As to the second item, laws need to be passed to make permitting of water from household drains, dishwashers, and washing machines ("grey water") easier. The availability of sophisticated pumps, filters, and storage containers makes us look foolish to let all of that water simply run into the ocean. It could easily sustain landscaping, if only landscape contractors could more easily install such systems. But the permitting process is lugubrious, and needs to be streamlined. A side benefit would be to create new jobs for the folks who would install these systems.
In addition to showing overall water use, it would be helpful to show water use by sector in order to inform the public about where there are the most opportunities for more efficient use of water: Residential, Agriculture, Thermoelectric, Livestock, etc. Overall for California it looks like this:
Of total water used in California:
Agriculture = 80% (State Department of Water Resources)
Of total California Gross Domestic Product: Agriculture = 3% (State Department of Finance)
Number of water districts in California: 1,286 (Legislative Analyst's Office)
Yes, 80% of California's water is used to support 3% of its economy
Today's water debates are often portrayed as Northern Cal residents vs Southern Cal lawns and golf courses. But that is a red herring. Even if every residential water user in Southern California let their lawns and golf courses die, that would not begin to solve California's water problems. You have to go where 80% of California's water is used to support 3% of its economy: Agriculture. And you have to get 1,286 water districts on board to address the problem.
Still, based on the 2014 pie chart, more than 3/4 of our water comes ultimately from the Colorado River and the Sacramento-San Joaquin Delta. If those sources decline, we can expect to feel it.
Thank you VOSD. Great article and must-read for every San Diegan to understand our water resources.
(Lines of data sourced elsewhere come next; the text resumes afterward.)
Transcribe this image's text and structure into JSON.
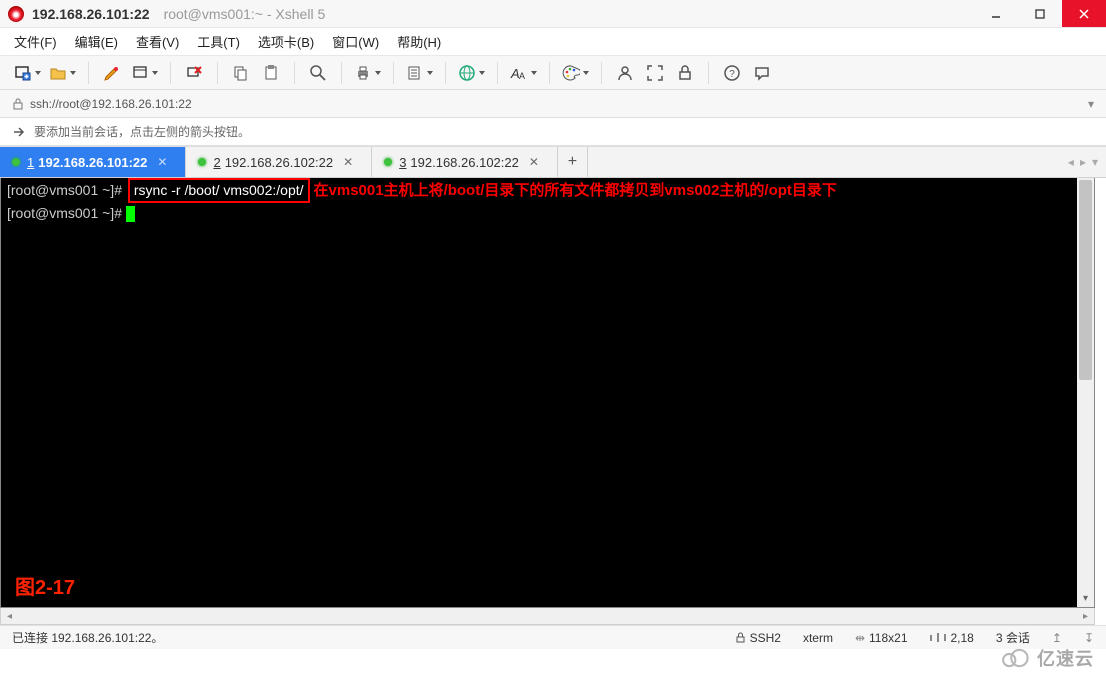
{
  "title": {
    "host": "192.168.26.101:22",
    "suffix": "root@vms001:~ - Xshell 5"
  },
  "menu": {
    "file": "文件(F)",
    "edit": "编辑(E)",
    "view": "查看(V)",
    "tools": "工具(T)",
    "tabs": "选项卡(B)",
    "window": "窗口(W)",
    "help": "帮助(H)"
  },
  "address": {
    "url": "ssh://root@192.168.26.101:22"
  },
  "hint": {
    "text": "要添加当前会话，点击左侧的箭头按钮。"
  },
  "session_tabs": [
    {
      "num": "1",
      "label": "192.168.26.101:22",
      "active": true
    },
    {
      "num": "2",
      "label": "192.168.26.102:22",
      "active": false
    },
    {
      "num": "3",
      "label": "192.168.26.102:22",
      "active": false
    }
  ],
  "add_tab": "+",
  "terminal": {
    "prompt1": "[root@vms001 ~]#",
    "cmd1": "rsync -r /boot/ vms002:/opt/",
    "annotation": "在vms001主机上将/boot/目录下的所有文件都拷贝到vms002主机的/opt目录下",
    "prompt2": "[root@vms001 ~]# ",
    "figure": "图2-17"
  },
  "status": {
    "conn": "已连接 192.168.26.101:22。",
    "proto": "SSH2",
    "term": "xterm",
    "size": "118x21",
    "pos": "2,18",
    "sessions": "3 会话"
  },
  "watermark": "亿速云"
}
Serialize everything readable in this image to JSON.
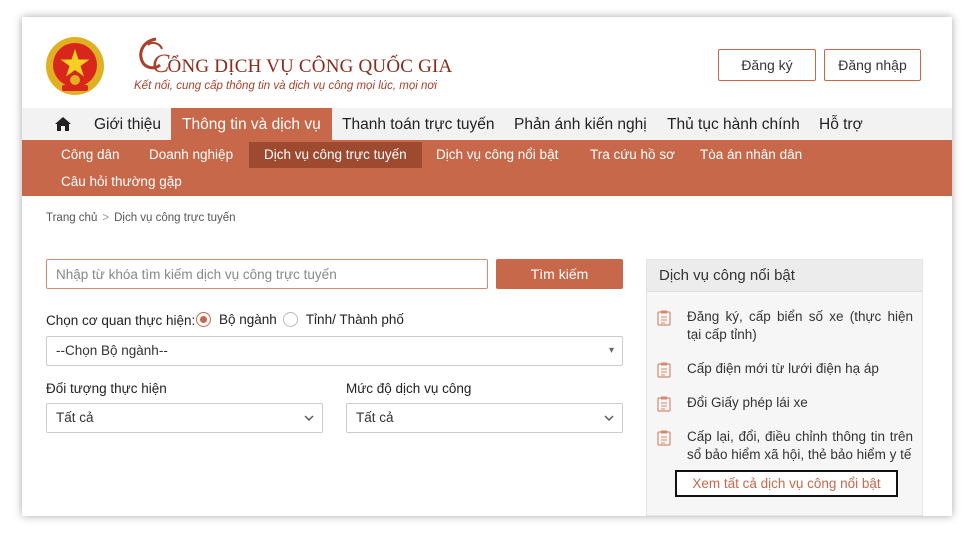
{
  "brand": {
    "title_initial": "C",
    "title_rest": "ỔNG DỊCH VỤ CÔNG QUỐC GIA",
    "tagline": "Kết nối, cung cấp thông tin và dịch vụ công mọi lúc, mọi nơi"
  },
  "auth": {
    "register": "Đăng ký",
    "login": "Đăng nhập"
  },
  "main_nav": [
    {
      "label": "Giới thiệu"
    },
    {
      "label": "Thông tin và dịch vụ"
    },
    {
      "label": "Thanh toán trực tuyến"
    },
    {
      "label": "Phản ánh kiến nghị"
    },
    {
      "label": "Thủ tục hành chính"
    },
    {
      "label": "Hỗ trợ"
    }
  ],
  "sub_nav": [
    {
      "label": "Công dân"
    },
    {
      "label": "Doanh nghiệp"
    },
    {
      "label": "Dịch vụ công trực tuyến"
    },
    {
      "label": "Dịch vụ công nổi bật"
    },
    {
      "label": "Tra cứu hồ sơ"
    },
    {
      "label": "Tòa án nhân dân"
    },
    {
      "label": "Câu hỏi thường gặp"
    }
  ],
  "breadcrumb": {
    "home": "Trang chủ",
    "sep": ">",
    "current": "Dịch vụ công trực tuyến"
  },
  "search": {
    "placeholder": "Nhập từ khóa tìm kiếm dịch vụ công trực tuyến",
    "button": "Tìm kiếm"
  },
  "filters": {
    "agency_label": "Chọn cơ quan thực hiện:",
    "radio_ministry": "Bộ ngành",
    "radio_province": "Tỉnh/ Thành phố",
    "ministry_select": "--Chọn Bộ ngành--",
    "target_label": "Đối tượng thực hiện",
    "target_value": "Tất cả",
    "level_label": "Mức độ dịch vụ công",
    "level_value": "Tất cả"
  },
  "featured": {
    "title": "Dịch vụ công nổi bật",
    "items": [
      "Đăng ký, cấp biển số xe (thực hiện tại cấp tỉnh)",
      "Cấp điện mới từ lưới điện hạ áp",
      "Đổi Giấy phép lái xe",
      "Cấp lại, đổi, điều chỉnh thông tin trên sổ bảo hiểm xã hội, thẻ bảo hiểm y tế"
    ],
    "see_all": "Xem tất cả dịch vụ công nổi bật"
  },
  "colors": {
    "accent": "#c8684a",
    "accent_dark": "#9e4a31",
    "brand_text": "#8a2a1a"
  }
}
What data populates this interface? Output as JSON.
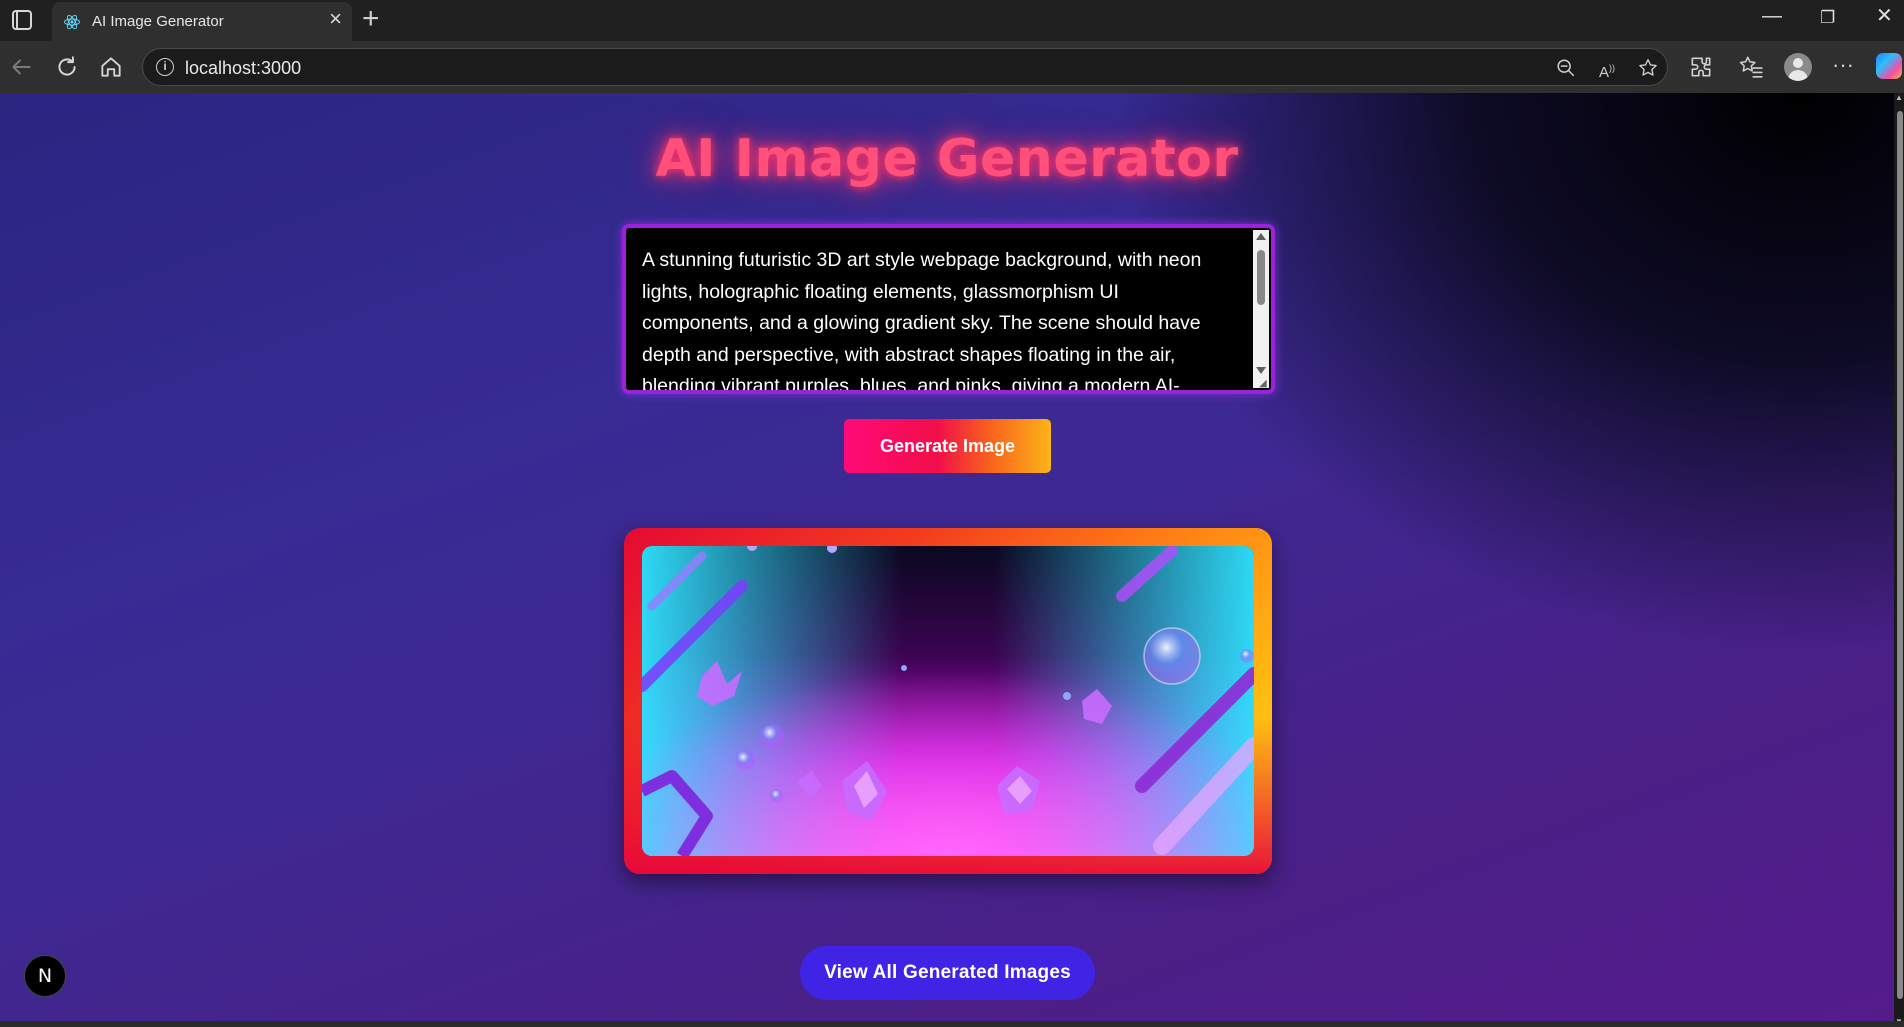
{
  "browser": {
    "tab_title": "AI Image Generator",
    "tab_close": "×",
    "new_tab": "+",
    "url": "localhost:3000",
    "window_controls": {
      "minimize": "—",
      "restore": "❐",
      "close": "✕"
    },
    "toolbar_icons": [
      "back-icon",
      "refresh-icon",
      "home-icon",
      "info-icon",
      "zoom-out-icon",
      "read-aloud-icon",
      "favorite-icon",
      "extensions-icon",
      "favorites-list-icon",
      "profile-icon",
      "more-icon",
      "copilot-icon"
    ]
  },
  "page": {
    "title": "AI Image Generator",
    "prompt_text": "A stunning futuristic 3D art style webpage background, with neon lights, holographic floating elements, glassmorphism UI components, and a glowing gradient sky. The scene should have depth and perspective, with abstract shapes floating in the air, blending vibrant purples, blues, and pinks, giving a modern AI-generated aesthetic.",
    "generate_button": "Generate Image",
    "view_all_button": "View All Generated Images",
    "dev_badge": "N"
  },
  "colors": {
    "title": "#ff4f7b",
    "prompt_border": "#9b22d8",
    "view_all_button": "#3f24e6",
    "generate_gradient": [
      "#ff0a78",
      "#f20e4a",
      "#f7611c",
      "#fdb418"
    ]
  }
}
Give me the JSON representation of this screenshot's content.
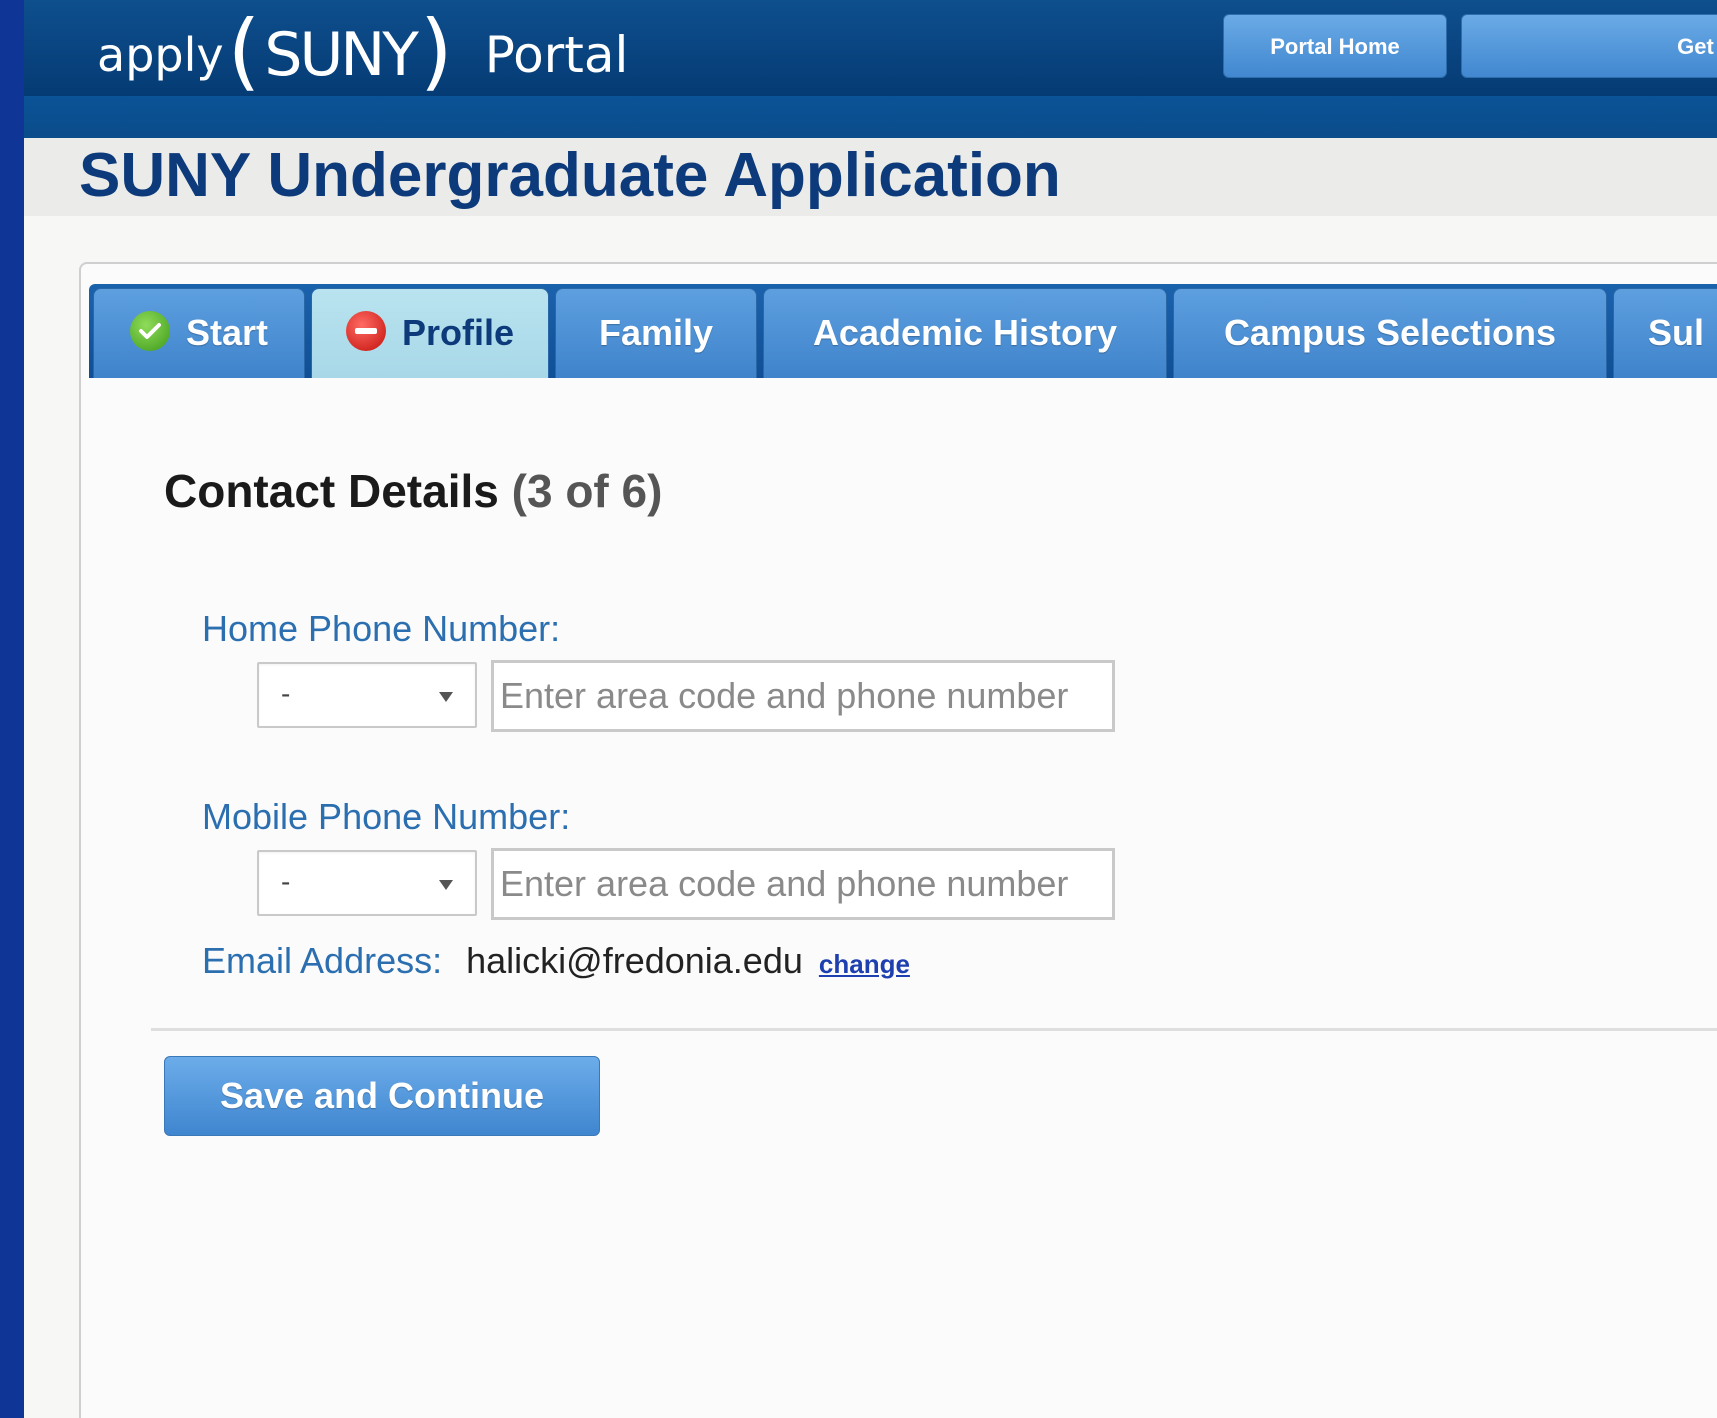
{
  "portal": {
    "logo_apply": "apply",
    "logo_paren_open": "(",
    "logo_suny": "SUNY",
    "logo_paren_close": ")",
    "logo_portal": "Portal",
    "nav": {
      "home_label": "Portal Home",
      "get_label": "Get I"
    }
  },
  "page": {
    "title": "SUNY Undergraduate Application"
  },
  "tabs": [
    {
      "label": "Start",
      "status": "complete",
      "icon": "check-circle-icon"
    },
    {
      "label": "Profile",
      "status": "error",
      "icon": "error-circle-icon",
      "active": true
    },
    {
      "label": "Family"
    },
    {
      "label": "Academic History"
    },
    {
      "label": "Campus Selections"
    },
    {
      "label": "Sul"
    }
  ],
  "section": {
    "title": "Contact Details",
    "progress": "(3 of 6)"
  },
  "form": {
    "home_phone": {
      "label": "Home Phone Number:",
      "country_value": "-",
      "placeholder": "Enter area code and phone number"
    },
    "mobile_phone": {
      "label": "Mobile Phone Number:",
      "country_value": "-",
      "placeholder": "Enter area code and phone number"
    },
    "email": {
      "label": "Email Address:",
      "value": "halicki@fredonia.edu",
      "change_label": "change"
    },
    "save_label": "Save and Continue"
  },
  "colors": {
    "frame_blue": "#0f3597",
    "header_blue": "#053b74",
    "title_navy": "#0c3a7a",
    "tab_blue": "#4a8fd4",
    "tab_active": "#b0dbea",
    "label_blue": "#2c6fb0",
    "complete_green": "#4caf24",
    "error_red": "#d8231c"
  }
}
SD City Council took a path of least resistance in adopting the same water conservation measures back in 2009. To bottom line this, there is no revenue stream in water conservation. There is no leadership in the water districts....just nice pensions.
Another typical great piece of work by Lisa. San Diego lives under a water Sword of Damocles. We need a deep and extensive change in our water consumption habits. San Diego leaders worry that water conservation will be bad for development. We see the issue put as green vs. water, while the opposite is true. Reclaiming our water shed, decentralized recycling, and water conservation are immediate needs. We need new leaders in control of San Diego/s water policies, the current group is giving us a false sense of confidence.
I completely agree with you Mike. We need some true leadership that will not hide behind a false reliance on temporary sources. Even if San Diego is currently better positioned than other cities, do you really think that LA won't come knocking on our water door when they run dry? We are all in this together. Taking a regionalist position is not particularly helpful.
Over the years San Diego Water authority has purchased and positioned Water rights. As the graphs show they have diversified those rights and purchases putting San Diego in a much better position.
One of their Storage assets (30,000 acre-feet) was purchased from a local company back in 2008 who owned the rights to those assets.